Soon after, they kept running into each other. "Both of us would acknowledge the other and sometimes, even speak about how our day had been. She always had so many questions to ask," recalls Malu. It wasn't long before, numbers were exchanged, and the duo became inseparable. "Preksha is everything to me - my guardian, sister and friend. Whenever I am depressed or unsure about a decision in my life, I just make that call to her. In fact, even if I do something wrong, she is the first person to know about it. She always gives me sound advice," says Zoya.
What Malu likes most about her friend is her "distinct laughter". "It stays with you. She also inspires me to be true to myself because she is so fiercely committed to her truth," says Malu.

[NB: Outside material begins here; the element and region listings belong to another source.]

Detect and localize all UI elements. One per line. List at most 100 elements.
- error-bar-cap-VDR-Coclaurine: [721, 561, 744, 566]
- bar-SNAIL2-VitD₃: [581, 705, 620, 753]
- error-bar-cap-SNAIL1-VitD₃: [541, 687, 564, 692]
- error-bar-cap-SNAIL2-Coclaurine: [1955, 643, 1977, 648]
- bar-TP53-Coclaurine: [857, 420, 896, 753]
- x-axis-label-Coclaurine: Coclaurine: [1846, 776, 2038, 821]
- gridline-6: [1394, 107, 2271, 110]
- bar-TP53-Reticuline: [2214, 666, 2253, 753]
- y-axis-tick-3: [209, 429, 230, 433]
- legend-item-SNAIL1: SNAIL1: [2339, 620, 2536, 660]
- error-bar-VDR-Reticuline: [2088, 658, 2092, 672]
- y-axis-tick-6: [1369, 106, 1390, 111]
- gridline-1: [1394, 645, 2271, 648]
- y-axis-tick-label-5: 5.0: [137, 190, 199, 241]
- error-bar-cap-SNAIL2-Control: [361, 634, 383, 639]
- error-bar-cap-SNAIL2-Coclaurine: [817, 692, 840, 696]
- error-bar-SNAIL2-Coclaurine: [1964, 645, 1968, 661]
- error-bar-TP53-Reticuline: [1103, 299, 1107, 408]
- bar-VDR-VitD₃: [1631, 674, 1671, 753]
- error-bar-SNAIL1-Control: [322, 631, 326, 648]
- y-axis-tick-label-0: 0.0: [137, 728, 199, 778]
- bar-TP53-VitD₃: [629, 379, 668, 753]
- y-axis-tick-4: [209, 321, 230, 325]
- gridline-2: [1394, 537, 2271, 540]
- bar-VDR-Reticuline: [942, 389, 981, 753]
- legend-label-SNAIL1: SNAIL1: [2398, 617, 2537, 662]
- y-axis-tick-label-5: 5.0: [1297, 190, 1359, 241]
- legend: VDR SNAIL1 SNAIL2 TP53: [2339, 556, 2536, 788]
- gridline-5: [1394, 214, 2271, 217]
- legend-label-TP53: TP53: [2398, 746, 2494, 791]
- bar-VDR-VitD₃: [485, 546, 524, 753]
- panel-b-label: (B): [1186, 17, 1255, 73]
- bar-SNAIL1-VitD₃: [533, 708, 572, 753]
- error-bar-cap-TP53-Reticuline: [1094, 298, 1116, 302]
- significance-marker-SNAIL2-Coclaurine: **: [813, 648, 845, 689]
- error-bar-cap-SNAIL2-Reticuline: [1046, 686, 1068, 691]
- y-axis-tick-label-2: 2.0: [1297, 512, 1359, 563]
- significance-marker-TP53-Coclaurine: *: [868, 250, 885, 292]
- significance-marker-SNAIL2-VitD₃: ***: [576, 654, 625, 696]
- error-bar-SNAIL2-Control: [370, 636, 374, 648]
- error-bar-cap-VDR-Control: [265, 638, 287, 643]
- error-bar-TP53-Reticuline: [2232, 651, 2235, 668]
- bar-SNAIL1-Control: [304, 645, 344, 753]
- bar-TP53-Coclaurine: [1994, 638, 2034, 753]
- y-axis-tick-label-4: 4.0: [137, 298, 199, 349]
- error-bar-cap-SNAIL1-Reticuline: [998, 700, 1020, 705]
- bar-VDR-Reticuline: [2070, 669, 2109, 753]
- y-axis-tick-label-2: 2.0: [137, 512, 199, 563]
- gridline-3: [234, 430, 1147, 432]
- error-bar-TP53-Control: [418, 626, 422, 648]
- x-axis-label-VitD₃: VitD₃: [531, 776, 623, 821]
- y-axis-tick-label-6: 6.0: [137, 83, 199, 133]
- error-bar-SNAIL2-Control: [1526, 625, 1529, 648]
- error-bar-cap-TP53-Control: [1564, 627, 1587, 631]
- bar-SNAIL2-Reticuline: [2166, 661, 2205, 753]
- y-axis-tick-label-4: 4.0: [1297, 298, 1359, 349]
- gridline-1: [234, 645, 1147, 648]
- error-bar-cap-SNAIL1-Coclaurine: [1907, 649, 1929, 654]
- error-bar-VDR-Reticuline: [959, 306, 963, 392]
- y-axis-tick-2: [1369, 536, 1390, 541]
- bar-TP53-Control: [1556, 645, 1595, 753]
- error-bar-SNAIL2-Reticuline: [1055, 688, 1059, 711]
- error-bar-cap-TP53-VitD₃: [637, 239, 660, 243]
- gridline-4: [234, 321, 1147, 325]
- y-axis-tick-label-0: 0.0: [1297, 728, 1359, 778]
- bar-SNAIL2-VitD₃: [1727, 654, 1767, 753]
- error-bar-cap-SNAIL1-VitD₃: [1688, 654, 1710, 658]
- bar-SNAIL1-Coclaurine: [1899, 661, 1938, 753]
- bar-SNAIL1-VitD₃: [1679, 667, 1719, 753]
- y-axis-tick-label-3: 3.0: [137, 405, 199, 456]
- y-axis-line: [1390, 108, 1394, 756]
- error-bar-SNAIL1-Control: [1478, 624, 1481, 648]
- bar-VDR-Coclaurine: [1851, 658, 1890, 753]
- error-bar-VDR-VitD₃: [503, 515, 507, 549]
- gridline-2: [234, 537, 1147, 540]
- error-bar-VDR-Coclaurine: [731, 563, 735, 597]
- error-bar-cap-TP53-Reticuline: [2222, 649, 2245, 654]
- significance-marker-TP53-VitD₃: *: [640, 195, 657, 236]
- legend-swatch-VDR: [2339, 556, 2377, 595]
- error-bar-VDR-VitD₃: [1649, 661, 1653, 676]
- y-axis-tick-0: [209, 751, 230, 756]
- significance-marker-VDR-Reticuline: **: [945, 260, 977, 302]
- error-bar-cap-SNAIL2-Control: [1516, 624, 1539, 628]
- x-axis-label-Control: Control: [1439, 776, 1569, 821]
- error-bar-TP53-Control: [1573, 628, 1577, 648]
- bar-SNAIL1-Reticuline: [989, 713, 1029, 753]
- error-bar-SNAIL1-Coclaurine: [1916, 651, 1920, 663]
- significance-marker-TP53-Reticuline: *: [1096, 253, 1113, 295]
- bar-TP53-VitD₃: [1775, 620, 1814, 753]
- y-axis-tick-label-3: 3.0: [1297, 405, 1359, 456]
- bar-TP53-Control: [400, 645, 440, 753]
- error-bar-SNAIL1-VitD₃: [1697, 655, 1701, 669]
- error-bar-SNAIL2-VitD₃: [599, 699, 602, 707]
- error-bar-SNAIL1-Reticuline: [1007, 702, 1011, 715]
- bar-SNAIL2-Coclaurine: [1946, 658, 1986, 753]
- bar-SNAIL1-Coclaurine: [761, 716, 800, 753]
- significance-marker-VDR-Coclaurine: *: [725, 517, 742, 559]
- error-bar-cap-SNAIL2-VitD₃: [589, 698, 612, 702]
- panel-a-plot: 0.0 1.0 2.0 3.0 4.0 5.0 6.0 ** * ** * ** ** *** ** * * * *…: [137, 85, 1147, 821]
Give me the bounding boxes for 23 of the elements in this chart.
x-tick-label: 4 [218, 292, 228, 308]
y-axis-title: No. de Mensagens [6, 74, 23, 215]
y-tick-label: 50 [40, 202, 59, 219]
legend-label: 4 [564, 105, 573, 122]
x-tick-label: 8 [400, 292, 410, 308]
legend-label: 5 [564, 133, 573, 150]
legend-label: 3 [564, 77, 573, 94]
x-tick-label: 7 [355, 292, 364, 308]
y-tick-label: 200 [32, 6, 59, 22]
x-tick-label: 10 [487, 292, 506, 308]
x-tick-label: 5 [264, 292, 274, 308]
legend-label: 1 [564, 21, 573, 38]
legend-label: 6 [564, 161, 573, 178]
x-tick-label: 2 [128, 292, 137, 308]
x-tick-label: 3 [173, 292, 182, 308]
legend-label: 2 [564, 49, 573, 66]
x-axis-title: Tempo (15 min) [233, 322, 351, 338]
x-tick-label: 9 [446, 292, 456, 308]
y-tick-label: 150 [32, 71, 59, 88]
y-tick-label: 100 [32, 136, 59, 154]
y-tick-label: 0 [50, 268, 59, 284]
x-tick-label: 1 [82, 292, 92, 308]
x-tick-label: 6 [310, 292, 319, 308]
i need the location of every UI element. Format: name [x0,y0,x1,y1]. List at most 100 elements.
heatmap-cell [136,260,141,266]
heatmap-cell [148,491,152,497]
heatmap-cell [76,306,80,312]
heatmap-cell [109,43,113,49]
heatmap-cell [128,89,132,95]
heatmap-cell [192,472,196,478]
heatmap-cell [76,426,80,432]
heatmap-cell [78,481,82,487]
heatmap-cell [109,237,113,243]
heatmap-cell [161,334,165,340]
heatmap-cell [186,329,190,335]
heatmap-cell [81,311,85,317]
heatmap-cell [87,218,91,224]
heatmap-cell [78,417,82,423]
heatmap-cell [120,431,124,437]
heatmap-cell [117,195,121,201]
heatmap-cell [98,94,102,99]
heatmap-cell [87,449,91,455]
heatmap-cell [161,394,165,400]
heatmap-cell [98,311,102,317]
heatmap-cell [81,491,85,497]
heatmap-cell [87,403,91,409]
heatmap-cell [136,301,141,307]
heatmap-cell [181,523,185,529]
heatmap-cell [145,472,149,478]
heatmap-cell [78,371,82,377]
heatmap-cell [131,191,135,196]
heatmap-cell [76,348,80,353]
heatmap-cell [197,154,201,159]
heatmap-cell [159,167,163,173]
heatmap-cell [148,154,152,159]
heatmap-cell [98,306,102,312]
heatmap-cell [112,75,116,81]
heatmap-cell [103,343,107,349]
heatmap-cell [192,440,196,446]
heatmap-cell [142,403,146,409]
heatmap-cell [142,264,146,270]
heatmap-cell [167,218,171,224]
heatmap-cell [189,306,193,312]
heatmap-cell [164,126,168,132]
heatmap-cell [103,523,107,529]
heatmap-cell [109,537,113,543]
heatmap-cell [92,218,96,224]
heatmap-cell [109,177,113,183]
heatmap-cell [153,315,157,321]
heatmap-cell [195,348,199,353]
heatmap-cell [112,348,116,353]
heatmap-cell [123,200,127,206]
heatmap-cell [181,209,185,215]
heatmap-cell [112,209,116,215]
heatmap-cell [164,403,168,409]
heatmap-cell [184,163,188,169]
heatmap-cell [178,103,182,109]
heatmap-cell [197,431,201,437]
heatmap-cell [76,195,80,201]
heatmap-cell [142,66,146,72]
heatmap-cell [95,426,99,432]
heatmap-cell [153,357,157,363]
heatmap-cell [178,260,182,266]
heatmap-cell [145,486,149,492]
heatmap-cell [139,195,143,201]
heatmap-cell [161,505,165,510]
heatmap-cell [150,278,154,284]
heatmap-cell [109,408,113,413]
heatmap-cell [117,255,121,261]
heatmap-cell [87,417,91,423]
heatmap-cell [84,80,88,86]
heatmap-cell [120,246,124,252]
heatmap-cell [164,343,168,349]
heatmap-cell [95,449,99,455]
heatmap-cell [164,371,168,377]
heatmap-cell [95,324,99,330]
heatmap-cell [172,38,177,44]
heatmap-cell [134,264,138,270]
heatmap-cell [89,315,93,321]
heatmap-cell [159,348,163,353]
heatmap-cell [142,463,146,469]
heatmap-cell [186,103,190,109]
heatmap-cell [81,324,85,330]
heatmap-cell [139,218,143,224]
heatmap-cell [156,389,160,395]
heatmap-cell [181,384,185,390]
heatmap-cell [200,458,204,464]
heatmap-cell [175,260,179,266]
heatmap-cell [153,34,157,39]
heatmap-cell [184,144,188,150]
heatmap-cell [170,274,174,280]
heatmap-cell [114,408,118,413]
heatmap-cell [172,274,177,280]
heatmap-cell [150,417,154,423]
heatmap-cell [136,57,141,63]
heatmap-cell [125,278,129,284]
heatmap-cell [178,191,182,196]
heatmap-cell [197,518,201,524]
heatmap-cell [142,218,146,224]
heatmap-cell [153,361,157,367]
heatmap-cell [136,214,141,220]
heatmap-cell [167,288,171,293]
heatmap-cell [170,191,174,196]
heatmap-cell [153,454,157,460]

Recalling a funny incident that took place three years ago, Malu says, "I was suffering from dengue and had just gotten better. I knew I wouldn't be seeing her as often. When I told her this, she said 'nazar lag gai hogi tujhe,' and claimed that she'd remove the evil eye. She asked me to meet her at the foot-over bridge of Vile Parle station. I agreed. When I arrived, she recited some mantras and threw the lemon that she had brought along. It went so far that it landed on a lady at the end of a platform. She was horrified and both of us were so embarrassed. But her love and care for me is so pure."
Zoya, who has been trying to find her footing beyond the rigours of begging, has dabbled in dancing, done odd jobs in the media and also pursued higher studies. "Each time, I have tried to do something different, she has encouraged me. I am now a tarot card reader, and again, I know, I have her full support," says Zoya.
Malu has also introduced Zoya to her friends, sisters and mum. "My mum is so fond of Zoya. She gifted her a beautiful saree on her birthday recently. It surprised me because I didn't think my mom would be so open to her."
The friends admit that they have nothing in common. "But our love, respect and camaraderie for each other stays. My friendship with her has brought a new perspective to my life and opened up a world of possibilities," says Malu.